Prof. Dr. Sözüer, Wikileaks belgeleriyle ilgili olarak da şunları söyledi:
''İnternette yayınlanan meşhur belgelerden şunu gördük ki, bazı istihbari bilgilerin nasıl oluşturulduğu, nasıl verildiği ve ne kadar ciddi olduğu da bir tartışma konusu. Şimdi bu tür bilgilere dayalı olarak birtakım ülkelere 'Şu kişilerin, şu kuruluşun mal varlığına el konulsun' denebilecek bir ortam yaratılmak isteniyor. Kuşkusuz ki terör amacıyla işlenen suçların finansmanı engellenmelidir, terörü destekleyen kuruluşlara ilişkin yaptırımlar uygulanmalıdır. Ancak hiçbir şey, hukuk devleti ilkesi dışına çıkarılarak belli bir şeyle mücadeleyi meşru kılmaz.''

Yargılama sürecinde yapılan yayınların kişilerin suçlu gibi gösterilmesine neden olmaması, ancak basının da haber verme hakkını kullanması gerektiğini vurgulayan Sözüer, konuşmasını şöyle sürdürdü:
''Soruşturmalar veya kovuşturmalar sürecinde yargılamalar adeta adliye dışına taşmış durumdayken, diğer taraftan bu konuda yayın yapan, kitap yazanlar hakkında yüzlerce dava var.
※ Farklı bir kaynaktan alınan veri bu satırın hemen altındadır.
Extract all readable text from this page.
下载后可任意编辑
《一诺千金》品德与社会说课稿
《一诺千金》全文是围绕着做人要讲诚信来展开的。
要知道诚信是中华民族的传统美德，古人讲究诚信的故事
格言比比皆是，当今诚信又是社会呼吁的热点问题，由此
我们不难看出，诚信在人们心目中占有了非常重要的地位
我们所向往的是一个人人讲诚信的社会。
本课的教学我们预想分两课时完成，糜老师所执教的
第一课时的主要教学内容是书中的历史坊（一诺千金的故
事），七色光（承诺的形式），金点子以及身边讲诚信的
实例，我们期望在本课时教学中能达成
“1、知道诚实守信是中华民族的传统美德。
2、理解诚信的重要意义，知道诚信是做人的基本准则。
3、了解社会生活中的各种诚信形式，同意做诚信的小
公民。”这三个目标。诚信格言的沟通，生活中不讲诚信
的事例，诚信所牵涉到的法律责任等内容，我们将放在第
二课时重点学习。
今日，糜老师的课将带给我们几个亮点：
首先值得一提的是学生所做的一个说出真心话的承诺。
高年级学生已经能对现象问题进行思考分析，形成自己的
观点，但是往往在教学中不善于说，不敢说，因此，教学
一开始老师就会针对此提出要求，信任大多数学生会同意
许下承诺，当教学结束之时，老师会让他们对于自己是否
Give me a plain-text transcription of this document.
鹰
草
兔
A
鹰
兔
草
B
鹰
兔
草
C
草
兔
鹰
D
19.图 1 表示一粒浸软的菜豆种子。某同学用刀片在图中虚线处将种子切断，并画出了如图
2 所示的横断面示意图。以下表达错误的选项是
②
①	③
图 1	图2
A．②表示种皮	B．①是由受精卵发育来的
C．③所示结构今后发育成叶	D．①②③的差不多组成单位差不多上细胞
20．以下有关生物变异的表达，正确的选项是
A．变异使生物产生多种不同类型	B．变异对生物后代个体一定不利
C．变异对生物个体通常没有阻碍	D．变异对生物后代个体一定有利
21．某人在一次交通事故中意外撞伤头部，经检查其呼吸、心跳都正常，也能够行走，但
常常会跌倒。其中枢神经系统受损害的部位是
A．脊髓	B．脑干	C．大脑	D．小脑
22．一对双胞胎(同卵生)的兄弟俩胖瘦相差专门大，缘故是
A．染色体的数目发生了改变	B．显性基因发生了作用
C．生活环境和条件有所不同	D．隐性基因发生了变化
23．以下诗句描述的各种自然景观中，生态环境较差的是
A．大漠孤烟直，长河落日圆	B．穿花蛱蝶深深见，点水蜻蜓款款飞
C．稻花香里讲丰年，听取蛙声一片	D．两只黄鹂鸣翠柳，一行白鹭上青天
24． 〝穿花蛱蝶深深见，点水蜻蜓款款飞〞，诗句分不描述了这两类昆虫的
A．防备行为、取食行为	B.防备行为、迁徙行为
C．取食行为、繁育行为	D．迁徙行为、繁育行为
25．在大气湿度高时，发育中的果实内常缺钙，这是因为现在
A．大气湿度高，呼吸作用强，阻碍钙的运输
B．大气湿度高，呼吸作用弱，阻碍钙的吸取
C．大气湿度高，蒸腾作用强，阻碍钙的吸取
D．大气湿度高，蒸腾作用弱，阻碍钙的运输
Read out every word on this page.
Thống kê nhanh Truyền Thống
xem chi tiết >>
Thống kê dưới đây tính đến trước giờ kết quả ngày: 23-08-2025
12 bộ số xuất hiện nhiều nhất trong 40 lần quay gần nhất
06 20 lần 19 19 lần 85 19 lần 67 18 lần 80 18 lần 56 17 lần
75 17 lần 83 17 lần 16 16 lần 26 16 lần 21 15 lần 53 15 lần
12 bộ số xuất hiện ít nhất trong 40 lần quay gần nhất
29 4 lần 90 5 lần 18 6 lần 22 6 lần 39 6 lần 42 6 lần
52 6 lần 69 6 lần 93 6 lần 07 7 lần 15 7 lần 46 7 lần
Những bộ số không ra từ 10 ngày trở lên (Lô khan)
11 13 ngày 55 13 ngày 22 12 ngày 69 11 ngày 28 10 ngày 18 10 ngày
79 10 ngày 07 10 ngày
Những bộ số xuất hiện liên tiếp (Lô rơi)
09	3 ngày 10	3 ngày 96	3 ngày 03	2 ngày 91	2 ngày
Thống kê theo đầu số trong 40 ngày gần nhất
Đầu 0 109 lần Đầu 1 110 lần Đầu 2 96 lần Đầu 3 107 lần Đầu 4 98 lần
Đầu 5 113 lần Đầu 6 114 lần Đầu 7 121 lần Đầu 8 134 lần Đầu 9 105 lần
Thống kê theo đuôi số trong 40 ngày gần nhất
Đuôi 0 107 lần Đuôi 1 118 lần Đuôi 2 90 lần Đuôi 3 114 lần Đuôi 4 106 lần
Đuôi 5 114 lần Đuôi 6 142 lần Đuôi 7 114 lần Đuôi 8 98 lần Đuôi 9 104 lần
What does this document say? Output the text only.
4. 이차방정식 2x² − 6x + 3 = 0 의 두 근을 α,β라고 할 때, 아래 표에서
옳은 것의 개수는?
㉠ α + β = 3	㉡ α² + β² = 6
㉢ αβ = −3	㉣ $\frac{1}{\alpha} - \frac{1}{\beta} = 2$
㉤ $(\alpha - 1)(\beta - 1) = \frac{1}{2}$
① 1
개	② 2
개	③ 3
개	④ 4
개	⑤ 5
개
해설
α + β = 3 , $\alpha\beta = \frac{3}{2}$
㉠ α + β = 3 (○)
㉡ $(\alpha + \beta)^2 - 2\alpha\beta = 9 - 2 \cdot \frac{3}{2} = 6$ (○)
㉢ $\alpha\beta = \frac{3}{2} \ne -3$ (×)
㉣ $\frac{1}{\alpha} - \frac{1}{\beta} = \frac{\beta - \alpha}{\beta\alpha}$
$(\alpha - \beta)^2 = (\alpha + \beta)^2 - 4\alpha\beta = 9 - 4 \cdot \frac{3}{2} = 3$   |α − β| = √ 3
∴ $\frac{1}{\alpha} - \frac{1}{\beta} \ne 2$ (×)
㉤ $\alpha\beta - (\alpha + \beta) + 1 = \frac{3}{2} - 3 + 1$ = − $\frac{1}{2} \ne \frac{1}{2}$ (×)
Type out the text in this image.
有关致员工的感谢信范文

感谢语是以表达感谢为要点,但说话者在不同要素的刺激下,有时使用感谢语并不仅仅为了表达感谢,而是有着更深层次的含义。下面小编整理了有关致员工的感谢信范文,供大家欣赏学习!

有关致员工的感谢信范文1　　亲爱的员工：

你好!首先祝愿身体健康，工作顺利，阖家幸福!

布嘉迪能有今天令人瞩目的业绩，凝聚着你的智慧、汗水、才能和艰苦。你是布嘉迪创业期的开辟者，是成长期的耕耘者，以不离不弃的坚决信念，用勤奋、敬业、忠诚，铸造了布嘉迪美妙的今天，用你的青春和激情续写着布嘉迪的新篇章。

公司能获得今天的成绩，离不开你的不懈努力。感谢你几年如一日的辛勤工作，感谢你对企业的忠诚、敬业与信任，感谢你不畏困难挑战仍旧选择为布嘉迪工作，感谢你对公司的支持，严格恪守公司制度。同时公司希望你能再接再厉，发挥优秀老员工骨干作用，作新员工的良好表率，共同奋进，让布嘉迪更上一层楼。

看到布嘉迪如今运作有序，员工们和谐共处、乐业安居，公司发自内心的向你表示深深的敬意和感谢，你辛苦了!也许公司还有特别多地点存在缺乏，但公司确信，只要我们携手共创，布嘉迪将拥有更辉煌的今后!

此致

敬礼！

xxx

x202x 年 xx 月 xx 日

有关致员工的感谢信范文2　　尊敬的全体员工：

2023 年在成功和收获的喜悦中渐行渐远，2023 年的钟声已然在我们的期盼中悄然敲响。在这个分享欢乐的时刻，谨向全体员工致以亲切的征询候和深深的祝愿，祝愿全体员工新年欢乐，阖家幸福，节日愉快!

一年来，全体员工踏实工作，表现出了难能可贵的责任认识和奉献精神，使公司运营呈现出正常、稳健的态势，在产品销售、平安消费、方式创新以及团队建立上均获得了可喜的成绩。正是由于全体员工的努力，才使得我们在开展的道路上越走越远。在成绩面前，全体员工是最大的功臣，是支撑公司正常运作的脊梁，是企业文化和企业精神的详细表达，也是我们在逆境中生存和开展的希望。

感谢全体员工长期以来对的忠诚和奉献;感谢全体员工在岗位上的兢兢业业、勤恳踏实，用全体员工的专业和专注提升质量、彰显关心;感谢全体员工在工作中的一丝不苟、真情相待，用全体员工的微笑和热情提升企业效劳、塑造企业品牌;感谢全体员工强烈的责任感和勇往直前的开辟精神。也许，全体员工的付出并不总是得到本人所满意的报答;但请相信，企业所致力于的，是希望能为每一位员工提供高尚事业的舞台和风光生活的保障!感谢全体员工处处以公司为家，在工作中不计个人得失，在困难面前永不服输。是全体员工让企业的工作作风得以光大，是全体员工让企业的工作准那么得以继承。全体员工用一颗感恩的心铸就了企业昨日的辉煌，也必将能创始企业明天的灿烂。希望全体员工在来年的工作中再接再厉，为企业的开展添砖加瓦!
Bunların ikisi de doğru değil. Basın özgürlüğü sadece ceza kanunundaki maddelerle bağlantılı olarak değerlendirilemez. Basın özgürlüğüne yönelik ceza kanunu dışındaki yaptırımlar daha önemli olmuştur. Türkiye'de geçmiş yıllarda basın kuruluşlarına el koyulması bunun tipik örneğidir.''

İÜ İnsan Hakları Merkezi Müdürü Prof. Dr. Semih Gemalmaz da Türkiye'de ifade ve basın özgürlüğü alanında 1990'lı yılların ortasından itibaren anayasal ve yasal bir dizi düzenleme yapıldığını belirterek, uygulamada köklü bir değişikliğin yapıldığını söylemenin mümkün olmadığını vurguladı.

Gemalmaz, ''Basını sadece ifade özgürlüğünü kullanması konusundaki sıkıntılarla sınırlamayıp, içinde bulunduğumuz süreçte basının bir bilgi kirlenmesine vesile olup olmadığı konusu da masaya yatırılmalıyız'' dedi.